Nel J’accuse…! ripercorre le fasi del processo, racconta i fatti acclarati e l’opacità dell’istruttoria, mostra l’infondatezza del capo di accusa, nomina i colpevoli, mette in piazza i panni sporchi dello Stato Maggiore, e conclude la sua denuncia con quell’anafora martellante che ha fatto la storia della retorica civile. Nella Dichiarazione si difende: dice di non aver oltraggiato l’esercito, ma di aver fatto in modo che la verità venisse alla luce, agendo da cittadino che esige chiarezza, per amore della patria e della città in cui ha vissuto e che ha celebrato nei suoi libri. È in nome della sua professionalità e dell’autorità che si è guadagnato da «libero scrittore» (p. 93) che può garantire che Dreyfus è innocente. Tra le colpe che Zola pagherà in prima persona c’è l’accusa di voler fomentare una guerra civile – ricatto morale con cui la ragione del potere tenta di bloccare il coraggio individuale della denuncia. I due interventi, tradotti con cura e rigore, sono accompagnati da un utilissimo apparato critico: ci sono essenziali note al testo e c’è una preziosa cronologia che permette di capire le implicazioni personali e pubbliche di Zola nell’affaire. E soprattutto ne viene illustrato il valore di rottura in un saggio in cui Pellini inquadra l’importanza storica e simbolica del gesto dello scrittore, smontando una serie di luoghi comuni, spiegando come e perché la forma di intellettuale incarnata da Zola vada distinta dall’intellettuale legislatore di stampo settecentesco, dallo scrittore vate o profeta di primo Ottocento, ma anche dall’intellettuale organico novecentesco. Zola non è neanche il prototipo del giornalista d’inchiesta: è in tutto e per tutto uno scrittore moderno, che raccoglie l’eredità illuminista e riprende alcuni tratti dell’eroismo romantico, ma «che può parlare dei destini generali precisamente in nome dell’autonomia dell’arte» (p. 127).

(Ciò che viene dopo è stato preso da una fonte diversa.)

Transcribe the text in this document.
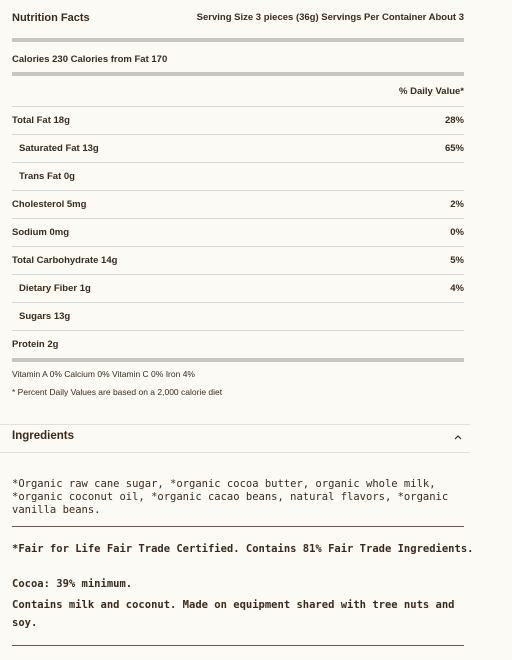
Nutrition Facts	Serving Size 3 pieces (36g) Servings Per Container About 3
Calories 230 Calories from Fat 170
% Daily Value*
Total Fat 18g	28%
Saturated Fat 13g	65%
Trans Fat 0g
Cholesterol 5mg	2%
Sodium 0mg	0%
Total Carbohydrate 14g	5%
Dietary Fiber 1g	4%
Sugars 13g
Protein 2g
Vitamin A 0% Calcium 0% Vitamin C 0% Iron 4%
* Percent Daily Values are based on a 2,000 calorie diet
Ingredients
*Organic raw cane sugar, *organic cocoa butter, organic whole milk, *organic coconut oil, *organic cacao beans, natural flavors, *organic vanilla beans.
*Fair for Life Fair Trade Certified. Contains 81% Fair Trade Ingredients.
Cocoa: 39% minimum.
Contains milk and coconut. Made on equipment shared with tree nuts and soy.
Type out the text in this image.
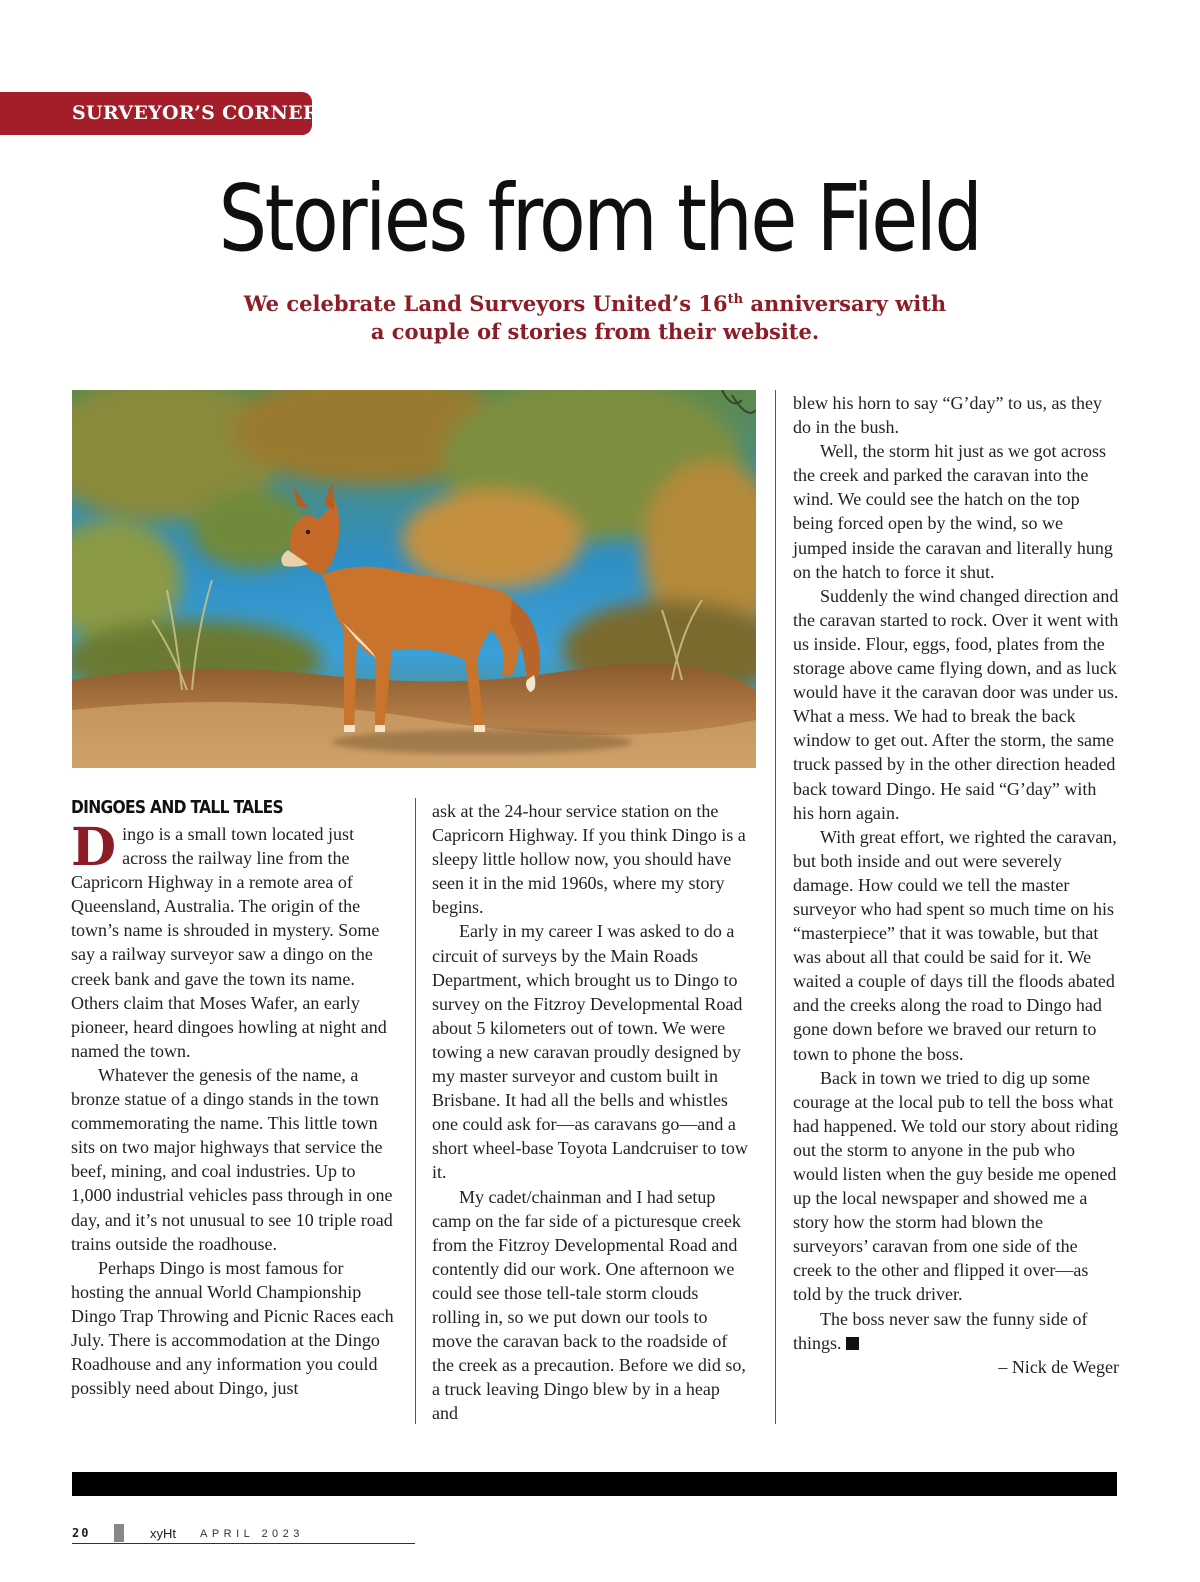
SURVEYOR’S CORNER
Stories from the Field
We celebrate Land Surveyors United’s 16th anniversary with
a couple of stories from their website.
DINGOES AND TALL TALES

Dingo is a small town located just across the railway line from the Capricorn Highway in a remote area of Queensland, Australia. The origin of the town’s name is shrouded in mystery. Some say a railway surveyor saw a dingo on the creek bank and gave the town its name. Others claim that Moses Wafer, an early pioneer, heard dingoes howling at night and named the town.

Whatever the genesis of the name, a bronze statue of a dingo stands in the town commemorating the name. This little town sits on two major highways that service the beef, mining, and coal industries. Up to 1,000 industrial vehicles pass through in one day, and it’s not unusual to see 10 triple road trains outside the roadhouse.

Perhaps Dingo is most famous for hosting the annual World Championship Dingo Trap Throwing and Picnic Races each July. There is accommodation at the Dingo Roadhouse and any information you could possibly need about Dingo, just

ask at the 24-hour service station on the Capricorn Highway. If you think Dingo is a sleepy little hollow now, you should have seen it in the mid 1960s, where my story begins.

Early in my career I was asked to do a circuit of surveys by the Main Roads Department, which brought us to Dingo to survey on the Fitzroy Developmental Road about 5 kilometers out of town. We were towing a new caravan proudly designed by my master surveyor and custom built in Brisbane. It had all the bells and whistles one could ask for—as caravans go—and a short wheel-base Toyota Landcruiser to tow it.

My cadet/chainman and I had setup camp on the far side of a picturesque creek from the Fitzroy Developmental Road and contently did our work. One afternoon we could see those tell-tale storm clouds rolling in, so we put down our tools to move the caravan back to the roadside of the creek as a precaution. Before we did so, a truck leaving Dingo blew by in a heap and

blew his horn to say “G’day” to us, as they do in the bush.

Well, the storm hit just as we got across the creek and parked the caravan into the wind. We could see the hatch on the top being forced open by the wind, so we jumped inside the caravan and literally hung on the hatch to force it shut.

Suddenly the wind changed direction and the caravan started to rock. Over it went with us inside. Flour, eggs, food, plates from the storage above came flying down, and as luck would have it the caravan door was under us. What a mess. We had to break the back window to get out. After the storm, the same truck passed by in the other direction headed back toward Dingo. He said “G’day” with his horn again.

With great effort, we righted the caravan, but both inside and out were severely damage. How could we tell the master surveyor who had spent so much time on his “masterpiece” that it was towable, but that was about all that could be said for it. We waited a couple of days till the floods abated and the creeks along the road to Dingo had gone down before we braved our return to town to phone the boss.

Back in town we tried to dig up some courage at the local pub to tell the boss what had happened. We told our story about riding out the storm to anyone in the pub who would listen when the guy beside me opened up the local newspaper and showed me a story how the storm had blown the surveyors’ caravan from one side of the creek to the other and flipped it over—as told by the truck driver.

The boss never saw the funny side of things.

– Nick de Weger

20	xyHt APRIL 2023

Zola sfida la legalità, porta il caso fuori dalle stanze del potere, scuote gli animi e soprattutto interpreta, dà un senso politico e sociale allo scandalo (questo valore rivelatore ricorda un libricino semisconosciuto del 1938, Silhouette du scandale, in cui Marcel Aymé parla, da romanziere, delle possibilità offerte da uno scandalo di rintracciare le forze reali che agiscono sotto la superficie delle convenzioni). Pellini chiarisce inoltre il ruolo che altri hanno avuto nell’affaire, parla di figure che la storia ha dimenticato o rimosso (come Urbain Gohier), e sviluppa una riflessione sul modello di intellettuale che nasce con l’affaire e su come questo modello sia stato interpretato, e deformato, nel Novecento. Nel saggio che chiude il volume, Daniele Giglioli, servendosi del talento rivelatore di un altro romanziere, Philip Roth, si concentra sullo spettro della guerra civile che negli ultimi cent’anni ha attraversato il dibattito pubblico, e mostra come l’emulazione dell’atteggiamento accusatorio di Zola sia divenuta un riflesso condizionato della postura intellettuale novecentesca, una postura che rischia di rimandare soltanto a sé stessa, quando non riesce più a guardare la tragedia dell’uomo nella sua umanità.